From shark-attack survival to superhero and office-espionage manuals, writers and publishers are coming up with plenty of ways to disperse quirky knowledge to the American who dreams of living a life of adventure and intrigue.

The guides are like “Chicken Soup for the Soul” for the daredevil crowd — and their popularity offers insights to the American psyche.

“At every stage of life, you either fantasize about, or dream about, or want to learn to become, a hero in whatever form you can, so that might mean learning how to do a Jedi mind trick or learning how to save someone who has fallen into quicksand,” says David Borgenicht, author of “The Worst-Case Scenario Survival Handbook” and “The Action Hero’s Handbook.”

The books, which are largely for entertainment purposes, are chock-full of step-by-step instructions to get would-be heroes through the most harrowing of situations.

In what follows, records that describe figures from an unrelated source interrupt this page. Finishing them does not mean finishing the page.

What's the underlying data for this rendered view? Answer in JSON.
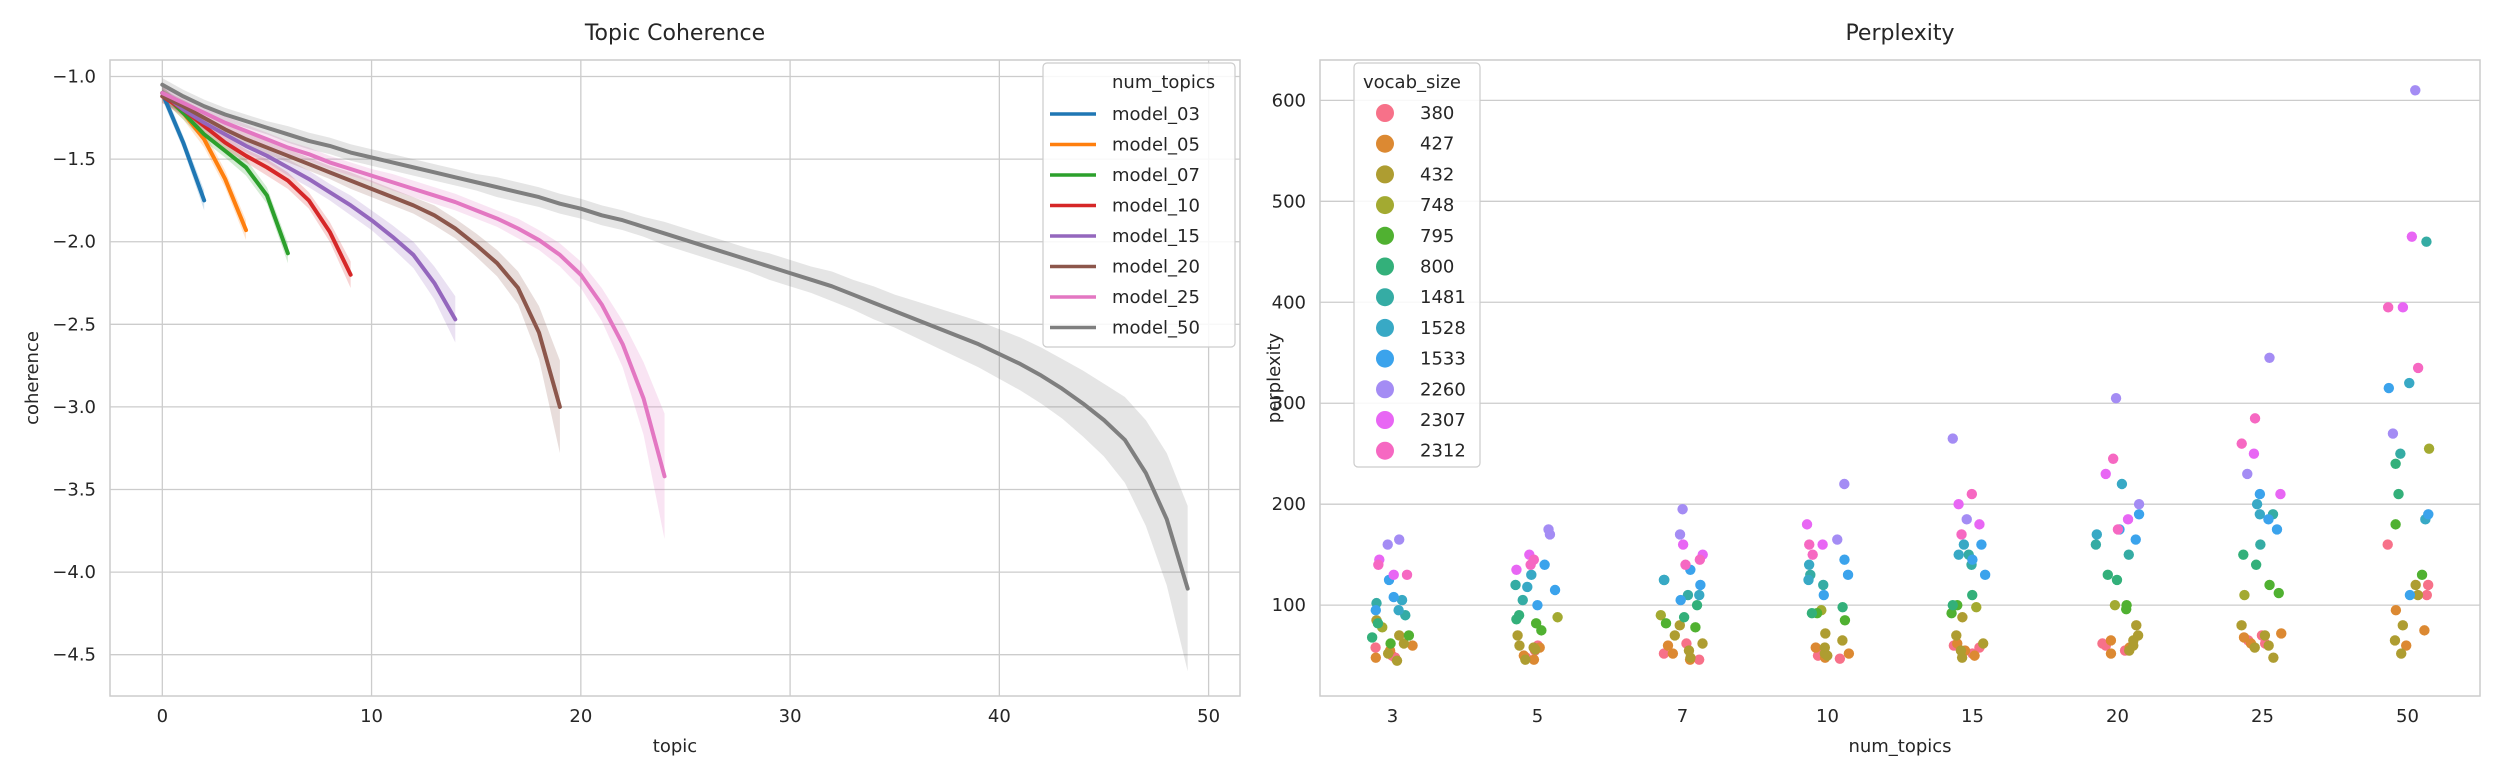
{
  "colors": {
    "background": "#ffffff",
    "grid": "#cccccc",
    "text": "#262626"
  },
  "chart_data": [
    {
      "type": "line",
      "title": "Topic Coherence",
      "xlabel": "topic",
      "ylabel": "coherence",
      "xlim": [
        -2.5,
        51.5
      ],
      "ylim": [
        -4.75,
        -0.9
      ],
      "xticks": [
        0,
        10,
        20,
        30,
        40,
        50
      ],
      "yticks": [
        -1.0,
        -1.5,
        -2.0,
        -2.5,
        -3.0,
        -3.5,
        -4.0,
        -4.5
      ],
      "grid": true,
      "legend_title": "num_topics",
      "legend_position": "top-right",
      "band": "shaded confidence interval around each line",
      "series": [
        {
          "name": "model_03",
          "color": "#1f77b4",
          "x": [
            0,
            1,
            2
          ],
          "y": [
            -1.1,
            -1.4,
            -1.75
          ],
          "ci": [
            0.04,
            0.04,
            0.06
          ]
        },
        {
          "name": "model_05",
          "color": "#ff7f0e",
          "x": [
            0,
            1,
            2,
            3,
            4
          ],
          "y": [
            -1.1,
            -1.22,
            -1.38,
            -1.62,
            -1.93
          ],
          "ci": [
            0.04,
            0.04,
            0.05,
            0.05,
            0.06
          ]
        },
        {
          "name": "model_07",
          "color": "#2ca02c",
          "x": [
            0,
            1,
            2,
            3,
            4,
            5,
            6
          ],
          "y": [
            -1.1,
            -1.22,
            -1.35,
            -1.45,
            -1.55,
            -1.72,
            -2.07
          ],
          "ci": [
            0.04,
            0.04,
            0.04,
            0.04,
            0.05,
            0.05,
            0.06
          ]
        },
        {
          "name": "model_10",
          "color": "#d62728",
          "x": [
            0,
            1,
            2,
            3,
            4,
            5,
            6,
            7,
            8,
            9
          ],
          "y": [
            -1.12,
            -1.2,
            -1.3,
            -1.4,
            -1.48,
            -1.55,
            -1.63,
            -1.75,
            -1.94,
            -2.2
          ],
          "ci": [
            0.04,
            0.04,
            0.04,
            0.04,
            0.04,
            0.05,
            0.05,
            0.05,
            0.06,
            0.08
          ]
        },
        {
          "name": "model_15",
          "color": "#9467bd",
          "x": [
            0,
            1,
            2,
            3,
            4,
            5,
            6,
            7,
            8,
            9,
            10,
            11,
            12,
            13,
            14
          ],
          "y": [
            -1.1,
            -1.2,
            -1.28,
            -1.35,
            -1.42,
            -1.48,
            -1.55,
            -1.62,
            -1.7,
            -1.78,
            -1.87,
            -1.97,
            -2.08,
            -2.25,
            -2.47
          ],
          "ci": [
            0.04,
            0.04,
            0.04,
            0.04,
            0.04,
            0.04,
            0.05,
            0.05,
            0.05,
            0.06,
            0.06,
            0.07,
            0.08,
            0.1,
            0.14
          ]
        },
        {
          "name": "model_20",
          "color": "#8c564b",
          "x": [
            0,
            1,
            2,
            3,
            4,
            5,
            6,
            7,
            8,
            9,
            10,
            11,
            12,
            13,
            14,
            15,
            16,
            17,
            18,
            19
          ],
          "y": [
            -1.12,
            -1.18,
            -1.25,
            -1.32,
            -1.38,
            -1.43,
            -1.48,
            -1.53,
            -1.58,
            -1.63,
            -1.68,
            -1.73,
            -1.78,
            -1.84,
            -1.92,
            -2.02,
            -2.13,
            -2.28,
            -2.55,
            -3.0
          ],
          "ci": [
            0.04,
            0.04,
            0.04,
            0.04,
            0.04,
            0.04,
            0.04,
            0.04,
            0.04,
            0.05,
            0.05,
            0.05,
            0.05,
            0.06,
            0.06,
            0.07,
            0.08,
            0.1,
            0.16,
            0.28
          ]
        },
        {
          "name": "model_25",
          "color": "#e377c2",
          "x": [
            0,
            1,
            2,
            3,
            4,
            5,
            6,
            7,
            8,
            9,
            10,
            11,
            12,
            13,
            14,
            15,
            16,
            17,
            18,
            19,
            20,
            21,
            22,
            23,
            24
          ],
          "y": [
            -1.1,
            -1.16,
            -1.22,
            -1.28,
            -1.33,
            -1.38,
            -1.43,
            -1.47,
            -1.52,
            -1.56,
            -1.6,
            -1.64,
            -1.68,
            -1.72,
            -1.76,
            -1.81,
            -1.86,
            -1.92,
            -1.99,
            -2.08,
            -2.2,
            -2.38,
            -2.62,
            -2.95,
            -3.42
          ],
          "ci": [
            0.04,
            0.04,
            0.04,
            0.04,
            0.04,
            0.04,
            0.04,
            0.04,
            0.04,
            0.04,
            0.04,
            0.05,
            0.05,
            0.05,
            0.05,
            0.05,
            0.05,
            0.06,
            0.06,
            0.07,
            0.08,
            0.1,
            0.14,
            0.22,
            0.38
          ]
        },
        {
          "name": "model_50",
          "color": "#7f7f7f",
          "x": [
            0,
            1,
            2,
            3,
            4,
            5,
            6,
            7,
            8,
            9,
            10,
            11,
            12,
            13,
            14,
            15,
            16,
            17,
            18,
            19,
            20,
            21,
            22,
            23,
            24,
            25,
            26,
            27,
            28,
            29,
            30,
            31,
            32,
            33,
            34,
            35,
            36,
            37,
            38,
            39,
            40,
            41,
            42,
            43,
            44,
            45,
            46,
            47,
            48,
            49
          ],
          "y": [
            -1.05,
            -1.12,
            -1.18,
            -1.23,
            -1.27,
            -1.31,
            -1.35,
            -1.39,
            -1.42,
            -1.46,
            -1.49,
            -1.52,
            -1.55,
            -1.58,
            -1.61,
            -1.64,
            -1.67,
            -1.7,
            -1.73,
            -1.77,
            -1.8,
            -1.84,
            -1.87,
            -1.91,
            -1.95,
            -1.99,
            -2.03,
            -2.07,
            -2.11,
            -2.15,
            -2.19,
            -2.23,
            -2.27,
            -2.32,
            -2.37,
            -2.42,
            -2.47,
            -2.52,
            -2.57,
            -2.62,
            -2.68,
            -2.74,
            -2.81,
            -2.89,
            -2.98,
            -3.08,
            -3.2,
            -3.4,
            -3.68,
            -4.1
          ],
          "ci": [
            0.04,
            0.04,
            0.04,
            0.04,
            0.04,
            0.04,
            0.05,
            0.05,
            0.05,
            0.05,
            0.05,
            0.05,
            0.05,
            0.05,
            0.05,
            0.05,
            0.06,
            0.06,
            0.06,
            0.06,
            0.06,
            0.06,
            0.06,
            0.06,
            0.07,
            0.07,
            0.07,
            0.07,
            0.07,
            0.08,
            0.08,
            0.08,
            0.09,
            0.09,
            0.1,
            0.1,
            0.11,
            0.12,
            0.13,
            0.14,
            0.15,
            0.16,
            0.17,
            0.18,
            0.2,
            0.22,
            0.26,
            0.32,
            0.4,
            0.5
          ]
        }
      ]
    },
    {
      "type": "scatter",
      "title": "Perplexity",
      "xlabel": "num_topics",
      "ylabel": "perplexity",
      "categories": [
        "3",
        "5",
        "7",
        "10",
        "15",
        "20",
        "25",
        "50"
      ],
      "ylim": [
        10,
        640
      ],
      "yticks": [
        100,
        200,
        300,
        400,
        500,
        600
      ],
      "grid": true,
      "legend_title": "vocab_size",
      "legend_position": "top-left",
      "hue_order": [
        "380",
        "427",
        "432",
        "748",
        "795",
        "800",
        "1481",
        "1528",
        "1533",
        "2260",
        "2307",
        "2312"
      ],
      "series": [
        {
          "name": "380",
          "color": "#f77189",
          "values": [
            [
              50,
              48,
              58
            ],
            [
              48,
              55,
              60
            ],
            [
              52,
              46,
              62
            ],
            [
              55,
              50,
              47
            ],
            [
              58,
              60,
              52
            ],
            [
              60,
              55,
              62
            ],
            [
              62,
              70,
              65
            ],
            [
              160,
              110,
              120
            ]
          ]
        },
        {
          "name": "427",
          "color": "#dc8932",
          "values": [
            [
              48,
              55,
              60
            ],
            [
              50,
              46,
              58
            ],
            [
              46,
              52,
              60
            ],
            [
              52,
              48,
              58
            ],
            [
              50,
              55,
              62
            ],
            [
              58,
              52,
              65
            ],
            [
              68,
              72,
              62
            ],
            [
              75,
              60,
              95
            ]
          ]
        },
        {
          "name": "432",
          "color": "#ae9d31",
          "values": [
            [
              45,
              52,
              62,
              70,
              85
            ],
            [
              46,
              56,
              60,
              70,
              58
            ],
            [
              48,
              55,
              62,
              70,
              80
            ],
            [
              50,
              58,
              65,
              72,
              52
            ],
            [
              48,
              55,
              62,
              70,
              88
            ],
            [
              55,
              60,
              70,
              80,
              65
            ],
            [
              48,
              60,
              70,
              80,
              58
            ],
            [
              52,
              65,
              80,
              120,
              110
            ]
          ]
        },
        {
          "name": "748",
          "color": "#a3aa31",
          "values": [
            [
              78
            ],
            [
              88
            ],
            [
              90
            ],
            [
              95
            ],
            [
              98
            ],
            [
              100
            ],
            [
              110
            ],
            [
              255
            ]
          ]
        },
        {
          "name": "795",
          "color": "#50b131",
          "values": [
            [
              62,
              70
            ],
            [
              75,
              82
            ],
            [
              82,
              78
            ],
            [
              85,
              92
            ],
            [
              92,
              100
            ],
            [
              100,
              96
            ],
            [
              120,
              112
            ],
            [
              180,
              130
            ]
          ]
        },
        {
          "name": "800",
          "color": "#33b07a",
          "values": [
            [
              82,
              68
            ],
            [
              90,
              86
            ],
            [
              88,
              100
            ],
            [
              98,
              92
            ],
            [
              110,
              100
            ],
            [
              130,
              125
            ],
            [
              150,
              140
            ],
            [
              240,
              210
            ]
          ]
        },
        {
          "name": "1481",
          "color": "#35aca4",
          "values": [
            [
              90,
              102
            ],
            [
              105,
              120
            ],
            [
              110,
              125
            ],
            [
              120,
              130
            ],
            [
              140,
              150
            ],
            [
              160,
              150
            ],
            [
              160,
              190
            ],
            [
              250,
              460
            ]
          ]
        },
        {
          "name": "1528",
          "color": "#38a9c5",
          "values": [
            [
              105,
              95
            ],
            [
              118,
              130
            ],
            [
              125,
              110
            ],
            [
              140,
              125
            ],
            [
              150,
              160
            ],
            [
              170,
              220
            ],
            [
              190,
              200
            ],
            [
              320,
              185
            ]
          ]
        },
        {
          "name": "1533",
          "color": "#3ba3ec",
          "values": [
            [
              108,
              125,
              95
            ],
            [
              115,
              140,
              100
            ],
            [
              120,
              135,
              105
            ],
            [
              130,
              145,
              110
            ],
            [
              145,
              160,
              130
            ],
            [
              165,
              175,
              190
            ],
            [
              185,
              175,
              210
            ],
            [
              315,
              190,
              110
            ]
          ]
        },
        {
          "name": "2260",
          "color": "#a48cf4",
          "values": [
            [
              165,
              160
            ],
            [
              175,
              170
            ],
            [
              195,
              170
            ],
            [
              220,
              165
            ],
            [
              265,
              185
            ],
            [
              305,
              200
            ],
            [
              345,
              230
            ],
            [
              610,
              270
            ]
          ]
        },
        {
          "name": "2307",
          "color": "#e866f4",
          "values": [
            [
              145,
              130
            ],
            [
              150,
              135
            ],
            [
              150,
              160
            ],
            [
              180,
              160
            ],
            [
              200,
              180
            ],
            [
              230,
              185
            ],
            [
              250,
              210
            ],
            [
              465,
              395
            ]
          ]
        },
        {
          "name": "2312",
          "color": "#f668c2",
          "values": [
            [
              130,
              140
            ],
            [
              140,
              145
            ],
            [
              145,
              140
            ],
            [
              160,
              150
            ],
            [
              210,
              170
            ],
            [
              245,
              175
            ],
            [
              285,
              260
            ],
            [
              395,
              335
            ]
          ]
        }
      ]
    }
  ]
}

Solutions for most scenarios are explained in five to 10 points. Everything from protecting your child from a ferocious beast to withstanding a poison kiss to training a sidekick is laid out in the easy-to-understand steps.

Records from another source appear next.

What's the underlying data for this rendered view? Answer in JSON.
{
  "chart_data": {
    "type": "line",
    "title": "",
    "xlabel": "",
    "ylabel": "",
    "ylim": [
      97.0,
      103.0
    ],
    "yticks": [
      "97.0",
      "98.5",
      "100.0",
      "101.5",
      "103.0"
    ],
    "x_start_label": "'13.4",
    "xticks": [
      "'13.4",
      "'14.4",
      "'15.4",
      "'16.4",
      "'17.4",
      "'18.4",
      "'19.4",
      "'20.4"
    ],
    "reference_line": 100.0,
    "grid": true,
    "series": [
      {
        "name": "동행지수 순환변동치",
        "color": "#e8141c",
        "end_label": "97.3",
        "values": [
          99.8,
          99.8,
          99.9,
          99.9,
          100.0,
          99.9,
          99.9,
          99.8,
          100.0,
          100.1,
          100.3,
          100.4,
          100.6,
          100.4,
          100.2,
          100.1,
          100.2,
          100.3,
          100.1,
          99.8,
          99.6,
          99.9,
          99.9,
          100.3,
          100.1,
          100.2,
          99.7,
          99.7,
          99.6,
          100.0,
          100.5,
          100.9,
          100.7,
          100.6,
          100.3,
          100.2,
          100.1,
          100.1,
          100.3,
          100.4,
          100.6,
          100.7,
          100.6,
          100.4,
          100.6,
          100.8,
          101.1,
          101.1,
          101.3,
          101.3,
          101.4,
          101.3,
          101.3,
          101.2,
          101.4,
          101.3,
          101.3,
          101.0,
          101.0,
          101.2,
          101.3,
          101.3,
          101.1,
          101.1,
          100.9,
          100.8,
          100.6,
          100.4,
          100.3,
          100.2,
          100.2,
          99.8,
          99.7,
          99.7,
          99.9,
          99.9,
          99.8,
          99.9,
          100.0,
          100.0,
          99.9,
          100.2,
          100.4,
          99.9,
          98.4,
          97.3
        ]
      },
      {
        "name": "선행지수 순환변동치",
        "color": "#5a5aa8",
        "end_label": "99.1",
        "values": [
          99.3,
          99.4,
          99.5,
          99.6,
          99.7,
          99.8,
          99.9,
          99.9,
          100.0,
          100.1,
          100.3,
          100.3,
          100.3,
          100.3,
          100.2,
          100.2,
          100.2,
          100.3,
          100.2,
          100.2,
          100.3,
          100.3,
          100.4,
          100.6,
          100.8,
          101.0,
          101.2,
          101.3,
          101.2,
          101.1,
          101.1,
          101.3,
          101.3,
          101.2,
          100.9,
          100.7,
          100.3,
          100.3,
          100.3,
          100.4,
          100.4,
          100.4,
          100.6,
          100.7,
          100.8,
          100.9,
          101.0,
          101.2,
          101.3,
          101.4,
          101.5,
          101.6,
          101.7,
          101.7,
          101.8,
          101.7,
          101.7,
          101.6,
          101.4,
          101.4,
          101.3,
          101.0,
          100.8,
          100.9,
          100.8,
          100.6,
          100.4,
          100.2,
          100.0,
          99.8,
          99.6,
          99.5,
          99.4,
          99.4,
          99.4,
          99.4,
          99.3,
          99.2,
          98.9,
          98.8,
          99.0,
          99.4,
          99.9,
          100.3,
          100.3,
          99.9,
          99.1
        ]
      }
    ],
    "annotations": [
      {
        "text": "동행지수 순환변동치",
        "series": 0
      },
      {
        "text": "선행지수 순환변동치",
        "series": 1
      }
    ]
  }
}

“Everyone would like to be more heroic, but we don’t often find ourselves in situations in everyday life where we can — unless you see someone getting mugged, but how often does that happen?” says Jennifer Worick, co-author of “The Action Heroine’s Handbook.”

“Being a hero is a chance to kind of challenge yourself,” she said.

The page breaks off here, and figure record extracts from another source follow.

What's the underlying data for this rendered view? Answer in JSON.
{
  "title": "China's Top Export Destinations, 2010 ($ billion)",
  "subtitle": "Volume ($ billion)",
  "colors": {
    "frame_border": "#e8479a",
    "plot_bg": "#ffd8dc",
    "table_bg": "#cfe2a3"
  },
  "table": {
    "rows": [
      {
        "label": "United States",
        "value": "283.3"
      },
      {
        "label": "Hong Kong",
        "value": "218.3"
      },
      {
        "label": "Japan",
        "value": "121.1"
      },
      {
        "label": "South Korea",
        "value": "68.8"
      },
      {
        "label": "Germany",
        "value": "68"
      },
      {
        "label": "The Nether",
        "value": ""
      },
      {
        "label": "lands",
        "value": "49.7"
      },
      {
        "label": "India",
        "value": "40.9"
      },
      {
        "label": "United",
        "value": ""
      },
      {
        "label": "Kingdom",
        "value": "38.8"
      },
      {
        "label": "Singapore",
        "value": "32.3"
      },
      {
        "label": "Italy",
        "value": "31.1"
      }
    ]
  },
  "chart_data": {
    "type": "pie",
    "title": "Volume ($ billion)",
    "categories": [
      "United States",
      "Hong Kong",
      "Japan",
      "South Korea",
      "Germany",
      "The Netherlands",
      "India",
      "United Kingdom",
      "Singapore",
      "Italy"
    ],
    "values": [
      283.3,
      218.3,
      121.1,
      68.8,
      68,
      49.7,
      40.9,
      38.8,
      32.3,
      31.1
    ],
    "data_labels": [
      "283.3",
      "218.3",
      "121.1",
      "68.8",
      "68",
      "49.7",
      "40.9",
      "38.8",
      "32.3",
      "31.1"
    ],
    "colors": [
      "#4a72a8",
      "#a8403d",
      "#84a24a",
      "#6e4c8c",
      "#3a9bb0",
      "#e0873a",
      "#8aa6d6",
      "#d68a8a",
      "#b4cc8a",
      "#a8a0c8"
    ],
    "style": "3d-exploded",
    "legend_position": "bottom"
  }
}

“Everyone’s looking for a little more excitement in life,” says Danielle Burgio, stuntwoman and co-author of “The Stuntwoman’s Workout.” “Too many people work 9 to 5 or don’t get out enough.”

Television and movies allow Americans to watch the adventure they’ve always dreamed about living — but adventure is not a spectator activity.

“It’s really about trying to inspire people, to get them out there and find adventure, because it’s around every corner,” Miss Burgio says of her book. “One thing I learned from becoming a stuntwoman is how much is out there … and how easily it can be accessed.”

Hollywood didn’t invent the hero, Miss Burgio notes.

“Even before TVs and movies … there was storytelling. We want idols, people to look up to and to strive to be like,” she says. “If we didn’t rely as much on them, we would be more apt to just go out there.”

A handbook for superheroes taps into a rich vein of cultural tradition, Mr. Borgenicht says.

“The greatest storytelling has always been about heroes, whether it’s a Greek myth or a comic book,” he says.

“People — ever since we learned how to speak — we’ve probably been telling stories of people with magical powers or heroes who saved the world or the princess or the city. Our books are simply the practical incarnation of the kind of mythology and storytelling going on ever since man could speak.”

The modern-day action hero is an Americanized update of that timeless tradition.

“The idea of the Rambo or the Terminator seems to be distinctly American — that kind of cowboy, John Wayne mentality,” Ms. Worick says. ” But I’msure there’s role models and action heroes worldwide. I could imagine all cultures have heroes or role models to aspire to.

“The idea of seeking out something that is your own that is secret and private to you, such as a secret identity — a lot of people have that. They want to keep something that is unique and individual to them.”

The key is to turn the inspiration of heroes into the motivation to do something besides watch TV, Miss Burgio says.

“The media in general has a huge influence on the mental state in America, and movies and TV shows now more than ever are about action stars,” she says. “We sit behind our computers all day long, and we look to that to take us away mentally.

“We go to movies to take that mental journey. But it’s because most people think that they can’t do it themselves. I don’t know who taught them that, but it’s not true.”

But Mr. Borgenicht cautions that his guides are written mostly for entertainment’s sake and are not meant to spark anyone to perform daring deeds.

“The original ‘Worst-Case Scenario’ book was an idea I had that came from pop culture and a desire of mine to learn if there were real-world answers for the things superheroes run into. We take great pains to do a lot of research and talk to experts in the real world when writing the books, but by no means are our books a real guide to being a hero in any situation,” he says.

However, he adds, “If by some quirk of fate, so to speak, they also happen to provide information that saves someone’s life, then so much the better.”